Output file: compartment assignments

  • See example in output/tgif-dc/compartment_assignment.txt.
  • Under the default k=2, TGIF-DC returns a compartment_assignment.txt file, listing the compartment assignments of each region based on their mean O/E counts.
  • Each row = genomic region/bin
  • Each input matrix/condition has a column denoting compartment A or B.
  • In the example below, chr19 region 3000000-3100000 belongs to compartment B in ES, NPC, and CN cell states; chr19 region 3200000-3300000 belongs to compartment A in ES and B in NPC, and CN cell states.
#chro	start	end	ES	NPC	CN
19	3000000	3100000	B	B	B
19	3100000	3200000	B	B	B
19	3200000	3300000	A	B	B
19	3300000	3400000	A	B	A
19	3400000	3500000	A	A	A
19	3500000	3600000	A	A	A
...

Output file set 2: pairwise significantly differential compartmental regions (sigDC)

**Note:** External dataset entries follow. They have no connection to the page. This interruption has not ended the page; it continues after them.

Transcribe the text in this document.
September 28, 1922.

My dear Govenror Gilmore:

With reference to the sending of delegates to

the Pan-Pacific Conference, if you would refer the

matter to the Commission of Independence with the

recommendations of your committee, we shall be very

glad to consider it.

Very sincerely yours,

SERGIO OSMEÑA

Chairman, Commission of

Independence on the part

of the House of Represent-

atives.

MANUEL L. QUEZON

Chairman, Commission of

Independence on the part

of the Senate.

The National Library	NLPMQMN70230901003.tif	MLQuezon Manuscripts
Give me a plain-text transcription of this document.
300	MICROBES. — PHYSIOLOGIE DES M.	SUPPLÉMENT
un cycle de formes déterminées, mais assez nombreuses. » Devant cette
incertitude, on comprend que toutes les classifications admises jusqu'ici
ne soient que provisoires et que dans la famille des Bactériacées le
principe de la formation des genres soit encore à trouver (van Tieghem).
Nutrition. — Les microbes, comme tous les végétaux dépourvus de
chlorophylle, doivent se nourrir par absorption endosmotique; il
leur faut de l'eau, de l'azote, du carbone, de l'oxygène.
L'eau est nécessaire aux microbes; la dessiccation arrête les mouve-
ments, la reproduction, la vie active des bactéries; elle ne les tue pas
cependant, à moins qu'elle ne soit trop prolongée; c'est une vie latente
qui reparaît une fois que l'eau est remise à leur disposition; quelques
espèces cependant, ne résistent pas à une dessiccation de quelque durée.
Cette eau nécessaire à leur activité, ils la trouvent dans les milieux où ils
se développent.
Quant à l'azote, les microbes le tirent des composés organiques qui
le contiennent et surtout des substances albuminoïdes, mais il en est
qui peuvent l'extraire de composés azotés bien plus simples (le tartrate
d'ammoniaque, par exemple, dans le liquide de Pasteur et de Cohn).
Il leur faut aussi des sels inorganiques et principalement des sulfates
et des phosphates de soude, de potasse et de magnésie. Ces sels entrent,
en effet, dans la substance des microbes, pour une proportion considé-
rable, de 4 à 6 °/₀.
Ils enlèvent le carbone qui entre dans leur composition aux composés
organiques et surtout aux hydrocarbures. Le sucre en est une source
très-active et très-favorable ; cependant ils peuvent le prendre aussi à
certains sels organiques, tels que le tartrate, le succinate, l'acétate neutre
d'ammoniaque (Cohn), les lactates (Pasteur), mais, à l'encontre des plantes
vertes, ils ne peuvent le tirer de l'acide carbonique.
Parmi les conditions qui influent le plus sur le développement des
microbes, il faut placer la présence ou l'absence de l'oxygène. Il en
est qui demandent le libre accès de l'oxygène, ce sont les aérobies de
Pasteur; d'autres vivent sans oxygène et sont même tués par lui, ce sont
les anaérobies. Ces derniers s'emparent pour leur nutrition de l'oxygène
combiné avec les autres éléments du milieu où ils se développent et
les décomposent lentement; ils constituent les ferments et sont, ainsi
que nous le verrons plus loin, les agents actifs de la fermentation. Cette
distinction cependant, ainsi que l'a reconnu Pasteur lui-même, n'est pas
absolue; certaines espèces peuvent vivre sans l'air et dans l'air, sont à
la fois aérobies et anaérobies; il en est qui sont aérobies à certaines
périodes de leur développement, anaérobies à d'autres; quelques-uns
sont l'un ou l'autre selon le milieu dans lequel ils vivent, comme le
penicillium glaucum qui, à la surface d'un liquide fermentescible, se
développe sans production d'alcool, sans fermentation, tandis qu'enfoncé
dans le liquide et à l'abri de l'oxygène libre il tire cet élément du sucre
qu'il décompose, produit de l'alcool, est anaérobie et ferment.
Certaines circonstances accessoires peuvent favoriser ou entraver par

  • For each pair of input matrices or conditions, a bed file A_vs_B_significantly_differential_compartmental_regions.txt is generated, listing only regions that are sigDC in the pairwise comparison of A and B.
  • Column 1: chromosome
  • Column 2: bin start coordinate
  • Column 3: bin end coordinate
  • Column 4: cosine distance between conditions A and B's latent feature from factor
  • Column 5: p-value of the distance
  • Column 6: adjusted p-value after FDR correction
  • See example in output/tgif-db/ES_vs_CN_significantly_differential_compartmental_regions.txt.
#chro	start	end	|diff|	pval	padj
19	11200000	11300000	0.179182	0.00327075	0.00660377	
19	11800000	11900000	0.230168	0.000107882	0.00463122	
19	14000000	14100000	0.246547	2.97501e-05	0.00394511

In the example shown above, the genomic region chr19:11200000-11300000 is a sigDC between ES and CN condition.

Optional output files

factors

Each node in the tree will have a V factor (of size n x 2), and each leaf node in the tree will have a U factor (of size n x 2). Using the -u flag, each of these factors will be printed to file. For instance, the U factor for the ES node will be saved to output file ES_U.txt; the V factor for the root node will be saved to output file root_V.txt.

parameter settings

Using the -l flag, the user can save the list of parameter values used in this run of TGIF to parameters.log file.